I was curious how gnu tar would treat a tar archive with a pax header setting the file name to clearly/a/directory/
followed by a header for an empty file placeholder
with normal link indicator. So I created that with ocaml-tar, and interestingly tar treats the contents as a directory clearly/a/directory/
:
$ tar -tvf pax-shenanigans.tar
dr-------- 0/0 0 1970-01-01 01:00 clearly/a/directory/
Here's the sample archive (gzipped so github accepts it) pax-shenanigans.tar.gz
I will make a PR shortly implementing your second proposal.
tar.2.5.1 has been submitted to opam-repository with a fix. Thank you for the report and the discussion on how to fix it.
It seems that I was wrong: the fix up for link_indicator
should be done in read_header
instead: file_name
is being updated there.
And I encountered archive (which unfortunately I can't provide) there LongLink
contains full name and file_name
is cut off right after /
.
This is how I fixed the issue locally (probably missed a couple of other issues):
diff --git a/lib/tar.ml b/lib/tar.ml
index 0ff1346..16de231 100644
--- a/lib/tar.ml
+++ b/lib/tar.ml
@@ -522,17 +522,7 @@ module Header = struct
let mod_time = match extended.Extended.mod_time with
| None -> get_hdr_mod_time c
| Some x -> x in
- let link_indicator =
- let link_indicator = get_hdr_link_indicator c in
- (* For backward compatibility we treat normal files ending in slash
- as directories. Because [Link.of_char] treats unrecognized link
- indicator values as normal files we check directly *)
- if String.length file_name > 0 && file_name.[String.length file_name - 1] = '/' &&
- (link_indicator = '0' || link_indicator = '\000') then
- Link.Directory
- else
- Link.of_char ~level link_indicator
- in
+ let link_indicator = Link.of_char ~level (get_hdr_link_indicator c) in
let uname = match extended.Extended.uname with
| None -> if ustar then get_hdr_uname c else ""
| Some x -> x in
@@ -718,6 +708,17 @@ module HeaderReader(Async: ASYNC)(Reader: READER with type 'a t = 'a Async.t) =
| None -> return (Error `Eof)
end in
+ let true_link_indicator link_indicator file_name =
+ (* For backward compatibility we treat normal files ending in slash
+ as directories.
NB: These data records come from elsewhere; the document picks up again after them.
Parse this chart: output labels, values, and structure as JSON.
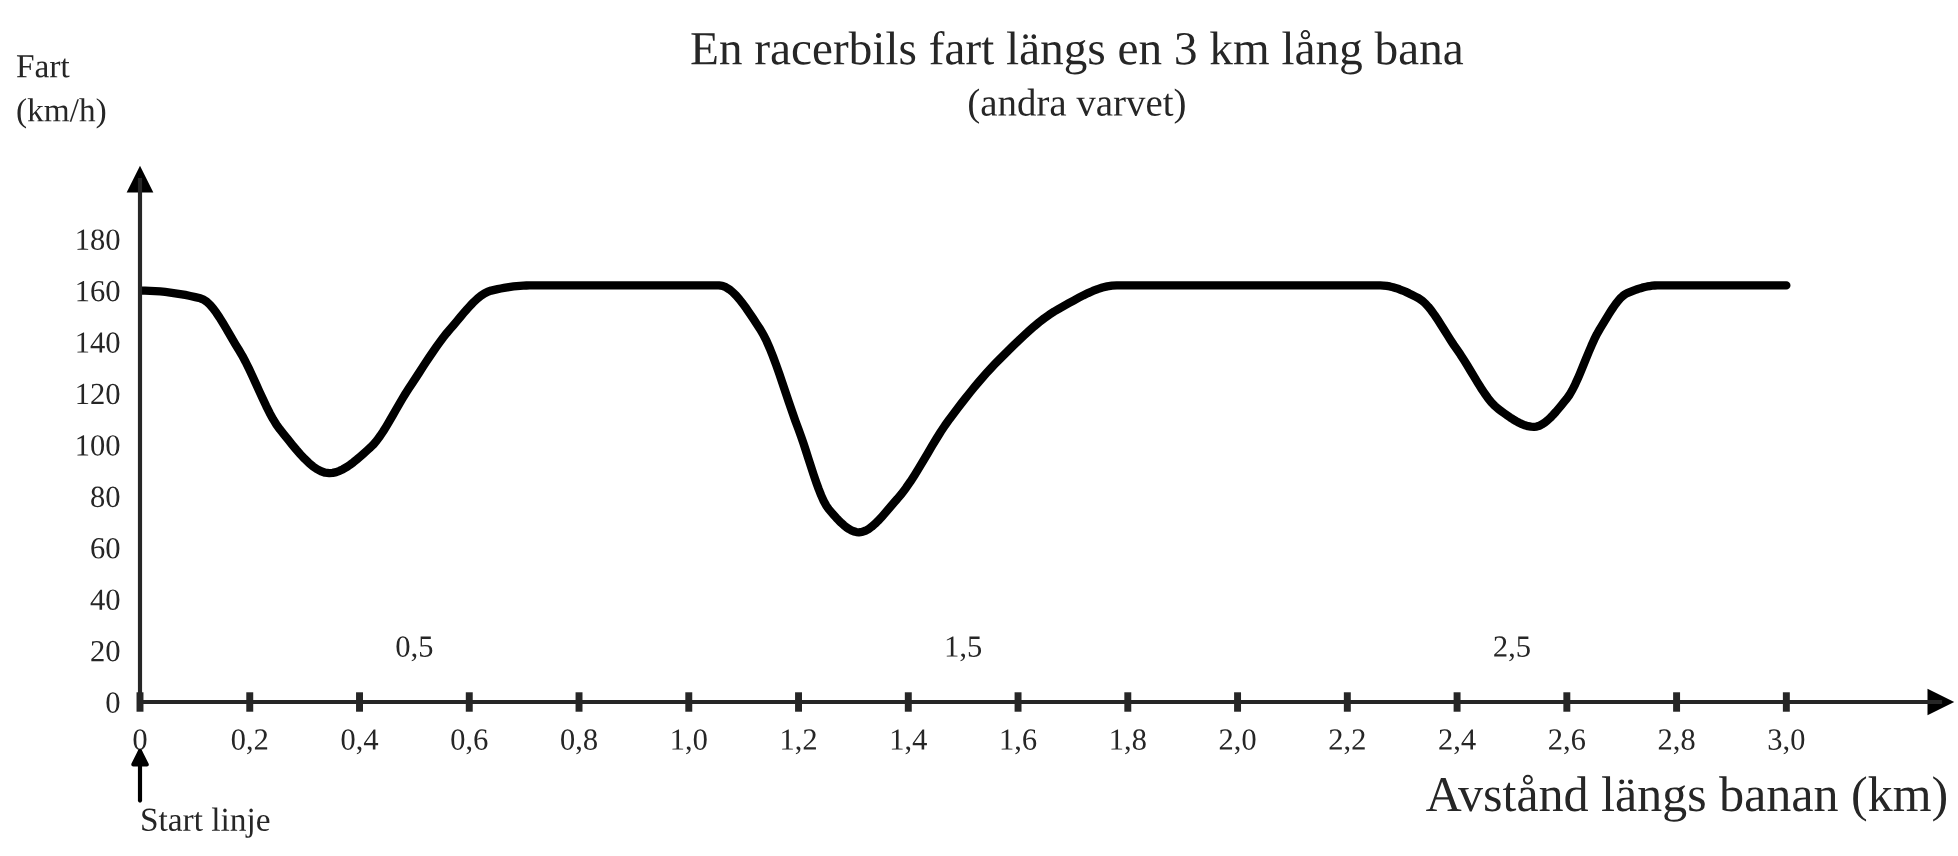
{
  "chart_data": {
    "type": "line",
    "title": "En racerbils fart längs en 3 km lång bana",
    "subtitle": "(andra varvet)",
    "ylabel": "Fart\n(km/h)",
    "xlabel": "Avstånd längs banan (km)",
    "annotations": [
      "Start linje"
    ],
    "x": [
      0,
      0.11,
      0.18,
      0.255,
      0.345,
      0.42,
      0.49,
      0.565,
      0.64,
      0.71,
      1.055,
      1.13,
      1.2,
      1.255,
      1.31,
      1.38,
      1.475,
      1.565,
      1.675,
      1.78,
      2.26,
      2.33,
      2.4,
      2.475,
      2.54,
      2.6,
      2.66,
      2.71,
      2.765,
      3.0
    ],
    "series": [
      {
        "color": "#000000",
        "values": [
          160,
          157,
          137,
          106,
          89,
          99,
          122,
          145,
          160,
          162,
          162,
          145,
          106,
          75,
          66,
          79,
          110,
          133,
          153,
          162,
          162,
          157,
          137,
          114,
          107,
          118,
          145,
          159,
          162,
          162
        ]
      }
    ],
    "xlim": [
      0,
      3.28
    ],
    "x2lim": [
      0,
      3.28
    ],
    "ylim": [
      0,
      203
    ],
    "xticks": [
      {
        "value": 0,
        "label": "0"
      },
      {
        "value": 0.2,
        "label": "0,2"
      },
      {
        "value": 0.4,
        "label": "0,4"
      },
      {
        "value": 0.6,
        "label": "0,6"
      },
      {
        "value": 0.8,
        "label": "0,8"
      },
      {
        "value": 1.0,
        "label": "1,0"
      },
      {
        "value": 1.2,
        "label": "1,2"
      },
      {
        "value": 1.4,
        "label": "1,4"
      },
      {
        "value": 1.6,
        "label": "1,6"
      },
      {
        "value": 1.8,
        "label": "1,8"
      },
      {
        "value": 2.0,
        "label": "2,0"
      },
      {
        "value": 2.2,
        "label": "2,2"
      },
      {
        "value": 2.4,
        "label": "2,4"
      },
      {
        "value": 2.6,
        "label": "2,6"
      },
      {
        "value": 2.8,
        "label": "2,8"
      },
      {
        "value": 3.0,
        "label": "3,0"
      }
    ],
    "x2ticks": [
      {
        "value": 0.5,
        "label": "0,5"
      },
      {
        "value": 1.5,
        "label": "1,5"
      },
      {
        "value": 2.5,
        "label": "2,5"
      }
    ],
    "yticks": [
      0,
      20,
      40,
      60,
      80,
      100,
      120,
      140,
      160,
      180
    ],
    "grid": false,
    "legend": false,
    "marker": "none",
    "line_style": "solid"
  }
}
Because [Link.of_char] treats unrecognized link
+ indicator values as normal files we check directly *)
+ if String.length file_name > 0
+ && file_name.[String.length file_name - 1] = '/'
+ && link_indicator = Header.Link.Normal then
+ Header.Link.Directory
+ else
+ link_indicator in
+
let rec read_header (file_name, link_name, hdr) : (Header.t, [`Eof]) result Async.t =
let raw_link_indicator = Header.get_hdr_link_indicator buffer in
if (raw_link_indicator = 'K' || raw_link_indicator = 'L') && level = Header.GNU then
@@ -738,7 +739,8 @@ module HeaderReader(Async: ASYNC)(Reader: READER with type 'a t = 'a Async.t) =
else begin
let link_name = if link_name = "" then hdr.Header.link_name else link_name in
let file_name = if file_name = "" then hdr.Header.file_name else file_name in
- return (Ok {hdr with Header.link_name; file_name })
+ let link_indicator = true_link_indicator hdr.Header.link_indicator file_name in
+ return (Ok {hdr with Header.link_name; file_name; link_indicator })
end in
get_hdr ()
>>= function
reopening, thanks for your testing and reporting!
Dear @gravicappa, thank you for your report and for sharing your own fix, and sorry for not reacting earlier.
Unfortunately Link.of_char
returns Link.Normal
if the link indicator is unknown - so maybe a bit too much is treated as directories. Ideally, only '0'
and '\000'
would receive this treatment. I don't know how often these unknown-to-us link indicators occur in the wild, and I imagine the chances are slim that they end in a slash so your solution is probably acceptable. In #127 I will reconsider returning Link.Normal
on "unknown" link indicators.
A fix's released in 2.6.0. I will keep this issue open until I have a fix for the next
branch as well. Thanks again for your reports and suggestions!
Done in #127
As written here.
And I have encountered archives like that.